Bausch + Lomb valued at US$6.5 billion after shares rose on NYSE debut

Bausch + Lomb was valued at US$6.48 billion in its US market debut on Friday (May 6) as shares of the eye care company opened nearly 3% above an offer price which was well below the target range.

The modest reception from investors comes in a gloomy year for US capital markets and underscores the challenges facing Reddit and Mobileye, Intel’s self-driving car unit, which are in the process of going public.

Fears over the Ukraine conflict and a more aggressive outlook for the Federal Reserve to tighten policy have forced several companies in recent months to postpone or shelve plans to go public in the United States.
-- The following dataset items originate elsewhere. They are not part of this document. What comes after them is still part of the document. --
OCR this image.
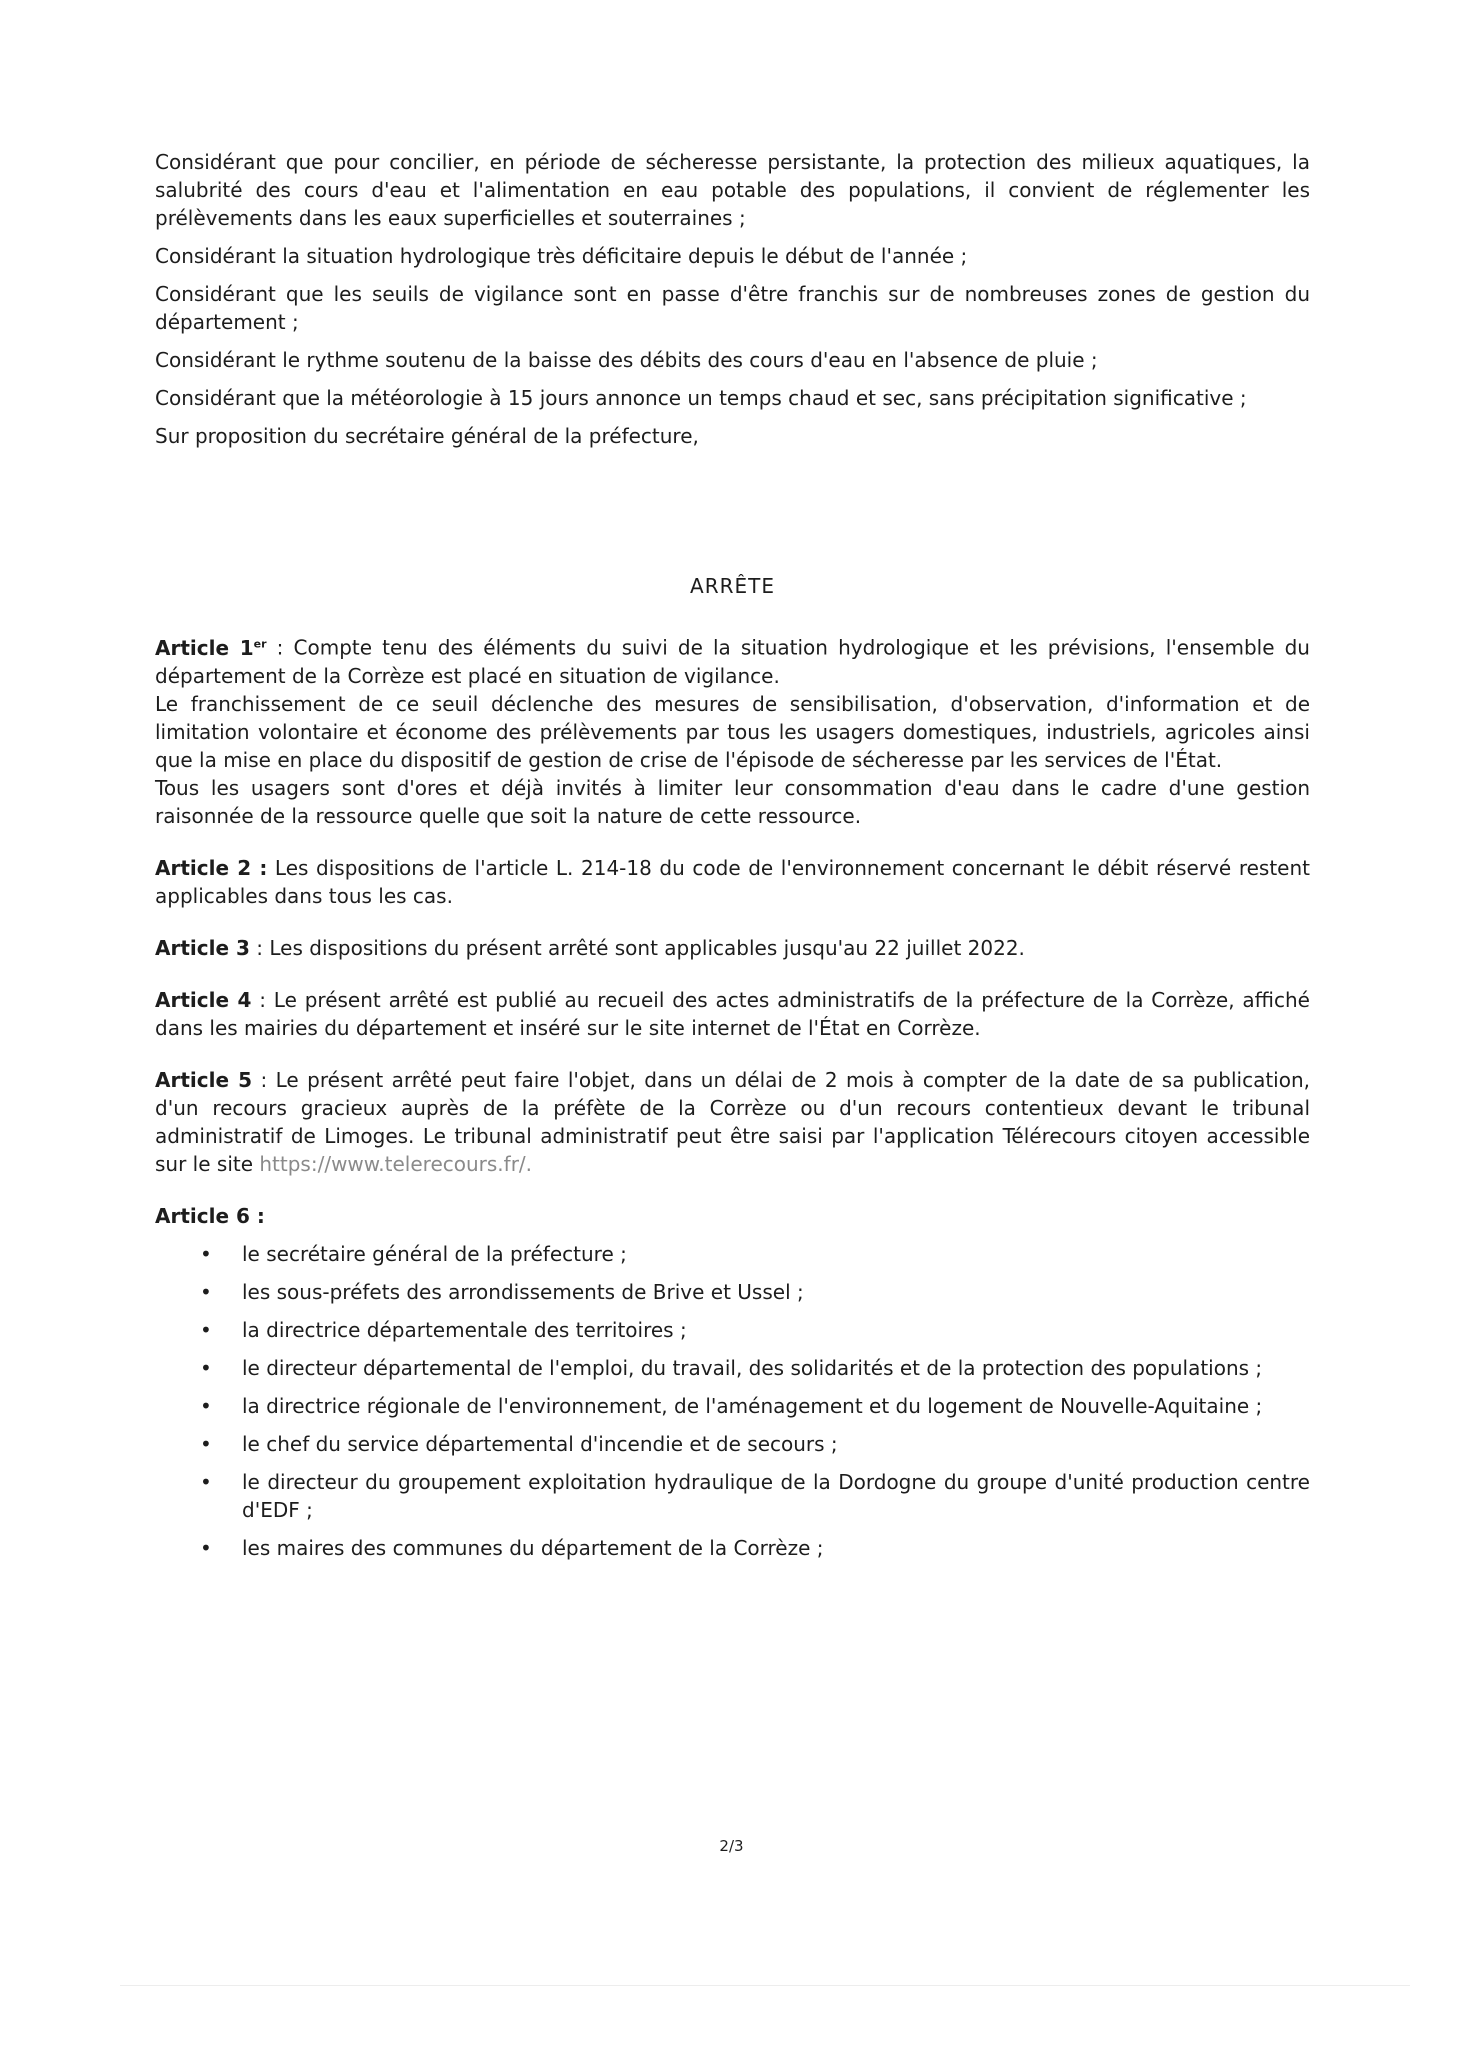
Considérant que pour concilier, en période de sécheresse persistante, la protection des milieux aquatiques, la salubrité des cours d'eau et l'alimentation en eau potable des populations, il convient de réglementer les prélèvements dans les eaux superficielles et souterraines ;

Considérant la situation hydrologique très déficitaire depuis le début de l'année ;

Considérant que les seuils de vigilance sont en passe d'être franchis sur de nombreuses zones de gestion du département ;

Considérant le rythme soutenu de la baisse des débits des cours d'eau en l'absence de pluie ;

Considérant que la météorologie à 15 jours annonce un temps chaud et sec, sans précipitation significative ;

Sur proposition du secrétaire général de la préfecture,

ARRÊTE

Article 1er : Compte tenu des éléments du suivi de la situation hydrologique et les prévisions, l'ensemble du département de la Corrèze est placé en situation de vigilance.

Le franchissement de ce seuil déclenche des mesures de sensibilisation, d'observation, d'information et de limitation volontaire et économe des prélèvements par tous les usagers domestiques, industriels, agricoles ainsi que la mise en place du dispositif de gestion de crise de l'épisode de sécheresse par les services de l'État.

Tous les usagers sont d'ores et déjà invités à limiter leur consommation d'eau dans le cadre d'une gestion raisonnée de la ressource quelle que soit la nature de cette ressource.

Article 2 : Les dispositions de l'article L. 214-18 du code de l'environnement concernant le débit réservé restent applicables dans tous les cas.

Article 3 : Les dispositions du présent arrêté sont applicables jusqu'au 22 juillet 2022.

Article 4 : Le présent arrêté est publié au recueil des actes administratifs de la préfecture de la Corrèze, affiché dans les mairies du département et inséré sur le site internet de l'État en Corrèze.

Article 5 : Le présent arrêté peut faire l'objet, dans un délai de 2 mois à compter de la date de sa publication, d'un recours gracieux auprès de la préfète de la Corrèze ou d'un recours contentieux devant le tribunal administratif de Limoges. Le tribunal administratif peut être saisi par l'application Télérecours citoyen accessible sur le site https://www.telerecours.fr/.

Article 6 :

• le secrétaire général de la préfecture ;
• les sous-préfets des arrondissements de Brive et Ussel ;
• la directrice départementale des territoires ;
• le directeur départemental de l'emploi, du travail, des solidarités et de la protection des populations ;
• la directrice régionale de l'environnement, de l'aménagement et du logement de Nouvelle-Aquitaine ;
• le chef du service départemental d'incendie et de secours ;
• le directeur du groupement exploitation hydraulique de la Dordogne du groupe d'unité production centre d'EDF ;
• les maires des communes du département de la Corrèze ;
2/3
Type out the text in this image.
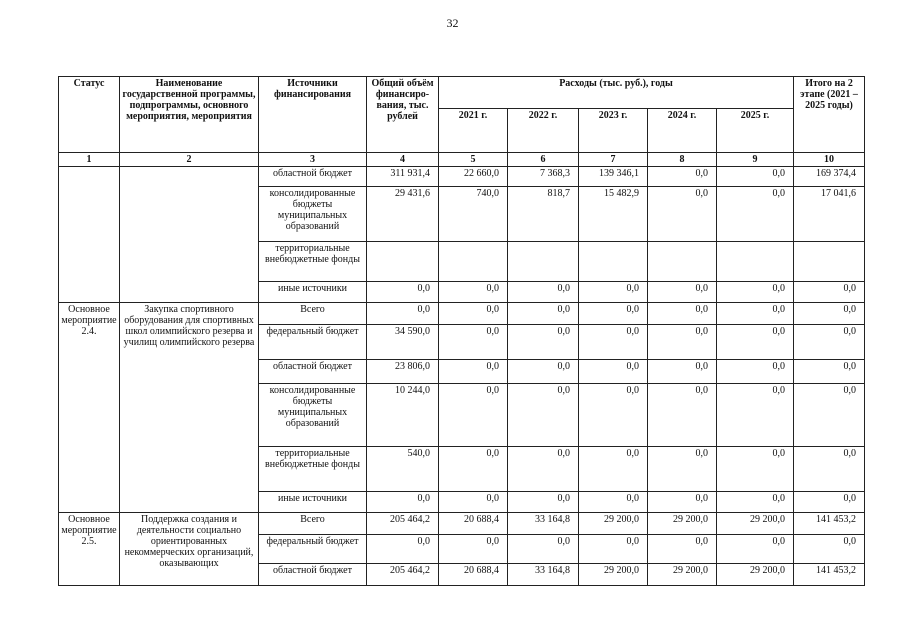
32
Статус	Наименование государственной программы, подпрограммы, основного мероприятия, мероприятия	Источники финансирования	Общий объём финансиро-вания, тыс. рублей	Расходы (тыс. руб.), годы					Итого на 2 этапе (2021 – 2025 годы)
				2021 г.	2022 г.	2023 г.	2024 г.	2025 г.	
1	2	3	4	5	6	7	8	9	10
		областной бюджет	311 931,4	22 660,0	7 368,3	139 346,1	0,0	0,0	169 374,4
		консолидированные бюджеты муниципальных образований	29 431,6	740,0	818,7	15 482,9	0,0	0,0	17 041,6
		территориальные внебюджетные фонды							
		иные источники	0,0	0,0	0,0	0,0	0,0	0,0	0,0
Основное мероприятие 2.4.	Закупка спортивного оборудования для спортивных школ олимпийского резерва и училищ олимпийского резерва	Всего	0,0	0,0	0,0	0,0	0,0	0,0	0,0
		федеральный бюджет	34 590,0	0,0	0,0	0,0	0,0	0,0	0,0
		областной бюджет	23 806,0	0,0	0,0	0,0	0,0	0,0	0,0
		консолидированные бюджеты муниципальных образований	10 244,0	0,0	0,0	0,0	0,0	0,0	0,0
		территориальные внебюджетные фонды	540,0	0,0	0,0	0,0	0,0	0,0	0,0
		иные источники	0,0	0,0	0,0	0,0	0,0	0,0	0,0
Основное мероприятие 2.5.	Поддержка создания и деятельности социально ориентированных некоммерческих организаций, оказывающих	Всего	205 464,2	20 688,4	33 164,8	29 200,0	29 200,0	29 200,0	141 453,2
		федеральный бюджет	0,0	0,0	0,0	0,0	0,0	0,0	0,0
		областной бюджет	205 464,2	20 688,4	33 164,8	29 200,0	29 200,0	29 200,0	141 453,2
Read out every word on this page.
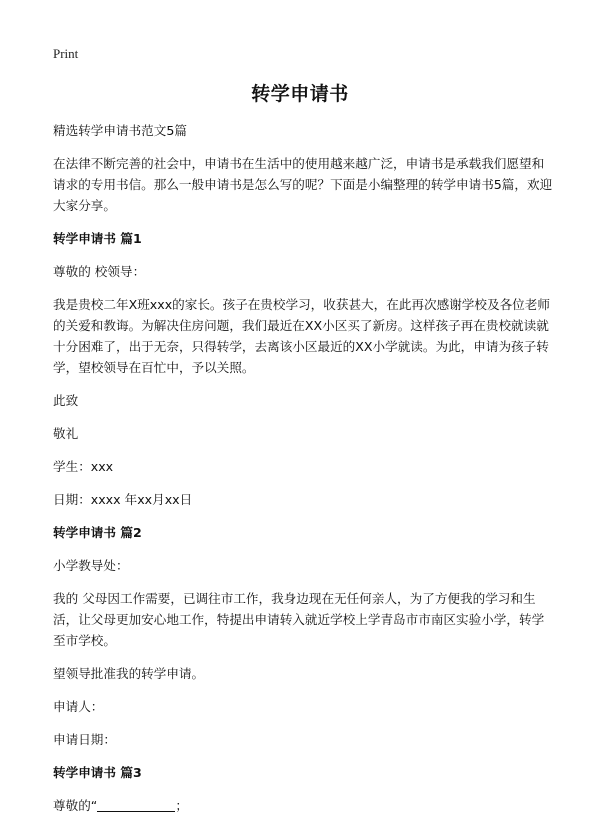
Print
转学申请书

精选转学申请书范文5篇

在法律不断完善的社会中，申请书在生活中的使用越来越广泛，申请书是承载我们愿望和请求的专用书信。那么一般申请书是怎么写的呢？下面是小编整理的转学申请书5篇，欢迎大家分享。

转学申请书 篇1

尊敬的 校领导：

我是贵校二年X班xxx的家长。孩子在贵校学习，收获甚大，在此再次感谢学校及各位老师的关爱和教诲。为解决住房问题，我们最近在XX小区买了新房。这样孩子再在贵校就读就十分困难了，出于无奈，只得转学，去离该小区最近的XX小学就读。为此，申请为孩子转学，望校领导在百忙中，予以关照。

此致

敬礼

学生：xxx

日期：xxxx 年xx月xx日

转学申请书 篇2

小学教导处：

我的 父母因工作需要，已调往市工作，我身边现在无任何亲人，为了方便我的学习和生活，让父母更加安心地工作，特提出申请转入就近学校上学青岛市市南区实验小学，转学至市学校。

望领导批准我的转学申请。

申请人：

申请日期：

转学申请书 篇3

尊敬的“	；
“Yesterday’s sell-off was an exceptionally bad time to price an IPO, so in a sense it’s impressive that (Bausch + Lomb) closed the deal,” said Matt Kennedy, senior strategist at the research firm. IPO Renaissance Capital.

“In this environment, investors need a much higher margin of safety. I think most companies are re-evaluating their IPO plans after the market crash this week.”

Major US stock indexes sank more than 3 percent on Thursday on concern that even the Fed’s biggest interest rate hike since 2000 would not be enough to rein in rising inflation. They also traded lower on Friday.

Bausch + Lomb shares opened at US$18.50 compared to the IPO price of US$18, which was well below the company’s target range of US$21 to US$24.

The initial public offering raised $630 million for the selling shareholder, a unit of Bausch + Lomb’s parent company, Bausch Health Companies. None of the proceeds went to Bausch + Lomb, according to his filing.

The offering was the second largest this year after the IPO of private equity giant TPG, which raised nearly $1 billion in January.

Bausch + Lomb, based in Vaughan, Ontario, was founded in 1853 as a small optical store in New York and made the lenses used in the cameras that took the first satellite image of the moon.

During World War II, the company manufactured sunglasses for the US Army. Bausch + Lomb was also behind the luxury eyewear brand Ray-Ban, but sold that business to Italy’s Luxottica Group in 1999.

The company manufactures contact lenses, eye drops and ophthalmic pharmaceuticals and has a portfolio of more than 400 products that are sold in nearly 100 countries.

The company was first listed on the New York Stock Exchange in 1958, but was then taken private by Warburg Pincus in 2007.

Morgan Stanley and Goldman Sachs were the main underwriters of the offering.